Wednesday night in Las Vegas, at the final 2016 presidential debate, moderator Chris Wallace asked Trump about the charge. Trump did not back down.
"I will look at it at the time," Trump said. "I’m not looking at anything now. What I’ve seen is so bad."
He then slammed the media as "dishonest and so corrupt," claiming voters' minds are being "poisoned" by news outlets. He ended on an attack on Hillary Clinton.
"She shouldn't be allowed to run," he said. "She’s guilty of a very, very serious crime. She should not be able to run. Just in that respect, I say it’s rigged. She never should have been allowed to run."
Wallace, however, pressed further.
"There is a tradition in this country, one of the prides of this country, a peaceful transfer of power," Wallace said. "That the loser concedes to the winner. And the country comes together in part for the good of the country. Are you not prepared to follow that principle?"

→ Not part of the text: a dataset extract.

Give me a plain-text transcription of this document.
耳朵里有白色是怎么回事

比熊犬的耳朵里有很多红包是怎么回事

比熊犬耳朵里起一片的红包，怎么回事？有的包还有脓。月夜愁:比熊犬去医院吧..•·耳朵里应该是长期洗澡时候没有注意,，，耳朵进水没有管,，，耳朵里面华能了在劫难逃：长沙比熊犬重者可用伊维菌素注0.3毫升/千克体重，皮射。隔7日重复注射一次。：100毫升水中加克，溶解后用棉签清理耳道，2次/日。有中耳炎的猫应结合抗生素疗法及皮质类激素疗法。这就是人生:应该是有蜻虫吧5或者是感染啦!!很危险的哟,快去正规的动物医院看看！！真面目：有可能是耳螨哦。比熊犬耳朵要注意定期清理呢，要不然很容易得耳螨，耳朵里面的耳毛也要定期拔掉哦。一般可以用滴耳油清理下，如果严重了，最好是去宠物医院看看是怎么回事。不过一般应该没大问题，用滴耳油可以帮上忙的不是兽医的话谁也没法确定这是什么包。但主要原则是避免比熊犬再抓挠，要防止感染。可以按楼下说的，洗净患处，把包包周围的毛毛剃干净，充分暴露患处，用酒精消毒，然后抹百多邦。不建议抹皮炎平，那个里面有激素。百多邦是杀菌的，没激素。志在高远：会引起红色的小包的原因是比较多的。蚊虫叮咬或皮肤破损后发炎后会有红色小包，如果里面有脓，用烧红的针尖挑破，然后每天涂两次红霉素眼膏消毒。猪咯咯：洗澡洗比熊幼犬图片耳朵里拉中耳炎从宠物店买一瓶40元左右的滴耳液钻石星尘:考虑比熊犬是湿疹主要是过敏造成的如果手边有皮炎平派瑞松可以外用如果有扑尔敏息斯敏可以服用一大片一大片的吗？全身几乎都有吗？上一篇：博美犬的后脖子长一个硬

Trump: "I’ll tell you at the time. I’ll keep you in suspense."
"That’s horrifying," she said.
Trump, Clinton said, claims anything that goes against his wishes is rigged, whether it's the FBI investigation into her handling of emails as secretary of state, primary results in states he lost, or a federal judge of Mexican decent assigned to handle a lawsuit against Trump University.
"He even said the Emmy's were rigged against him," she said. "This is his mindset. It’s funny but it’s also really troubling. That’s not how this democracy works."